In December I submitted my first year dissertation, and last week I faced a viva on this dissertation. Opinions from colleagues and supervisors varied as to whether or not this was really an exam, and how much I should relax about it. Naturally (me being me) I did not relax about it. One feature I knew that this viva (exam or not) shared with real exams was that failure was a possibility, and that failure had consequences.

So this mattered.

I was lucky enough to be able to invite two scientists I like and get on with to examine me.

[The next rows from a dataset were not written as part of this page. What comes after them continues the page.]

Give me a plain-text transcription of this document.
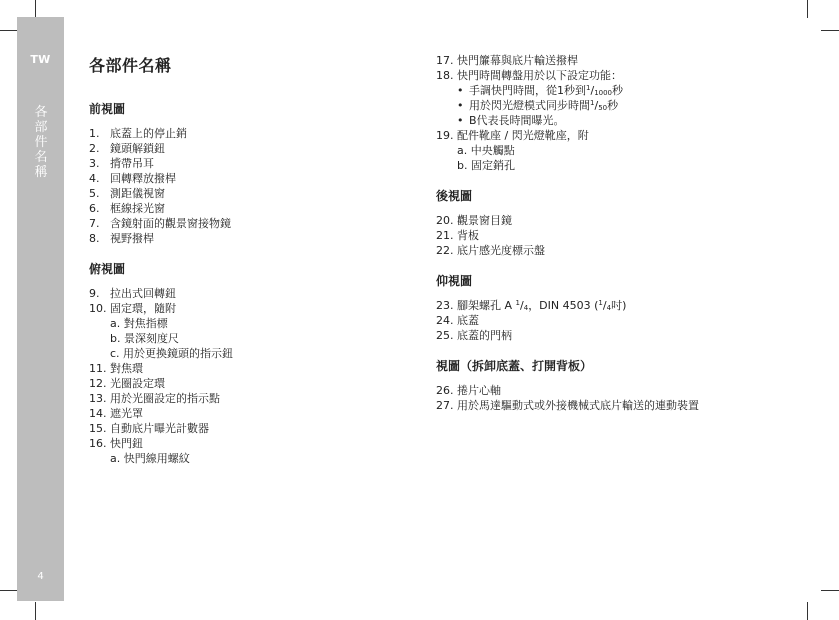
TW
各
部
件
名
稱
4
各部件名稱
前視圖
1. 底蓋上的停止銷
2. 鏡頭解鎖鈕
3. 揹帶吊耳
4. 回轉釋放撥桿
5. 測距儀視窗
6. 框線採光窗
7. 含鏡射面的觀景窗接物鏡
8. 視野撥桿
俯視圖
9. 拉出式回轉鈕
10. 固定環，隨附
a. 對焦指標
b. 景深刻度尺
c. 用於更換鏡頭的指示鈕
11. 對焦環
12. 光圈設定環
13. 用於光圈設定的指示點
14. 遮光罩
15. 自動底片曝光計數器
16. 快門鈕
a. 快門線用螺紋
17. 快門簾幕與底片輸送撥桿
18. 快門時間轉盤用於以下設定功能：
• 手調快門時間，從1秒到$^1/_{1000}$秒
• 用於閃光燈模式同步時間$^1/_{50}$秒
• B代表長時間曝光。
19. 配件靴座 / 閃光燈靴座，附
a. 中央觸點
b. 固定銷孔
後視圖
20. 觀景窗目鏡
21. 背板
22. 底片感光度標示盤
仰視圖
23. 腳架螺孔 A $^1/_4$，DIN 4503 ($^1/_4$吋)
24. 底蓋
25. 底蓋的門柄
視圖（拆卸底蓋、打開背板）
26. 捲片心軸
27. 用於馬達驅動式或外接機械式底片輸送的連動裝置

But still - people can show a whole new side of their personality in this kind of role. And I hate the idea of making a fool of myself in front of people I respect. So I was tense for at least a week beforehand, and preparing diligently.

In the event, the whole thing was very amiable - enjoyable even. Defending my dissertation was a pretty minor part of it. Most of our time was spent chewing over the implications of different technical choices as I go forward with my project. Chemical LTP or glutamate uncaging? Organotypic or acute slices?

And I passed. And got some pretty nice feedback. So I can go on....

Tuesday, 11 January 2011

Journal club fun

McGuiness et al, "Presynaptic NMDARs in the Hippocampus Facilitate Transmitter Release at Theta Frequency", Neuron 68, 1109–1127, December 22, 2010

I go to two journal clubs, one nice the other nasty. Today was the nasty one, where we looked at the above article. It was the usual pattern - a paper that I thought was quite impressive, turned out to have feet of clay when subjected to the withering scrutiny of the assembled critical intelligences.

In this study, they used Ca-sensitive dyes to image Ca-transients in presynaptic boutons of the CA3-CA1 pathway, in response to action potentials. They claim that the distribution of Ca-transient amplitudes is bimodal. Various drug manipulations, including the use of norketamine to block (internally) only presynaptic NMDARs, demonstrate that the less frequent, large transients are dependent on presynaptic NMDARs. Trouble is, after fig 1 they don’t show us the data – just their opaque Bayesian analysis. And what is worse, they use the same control data in most of their figures.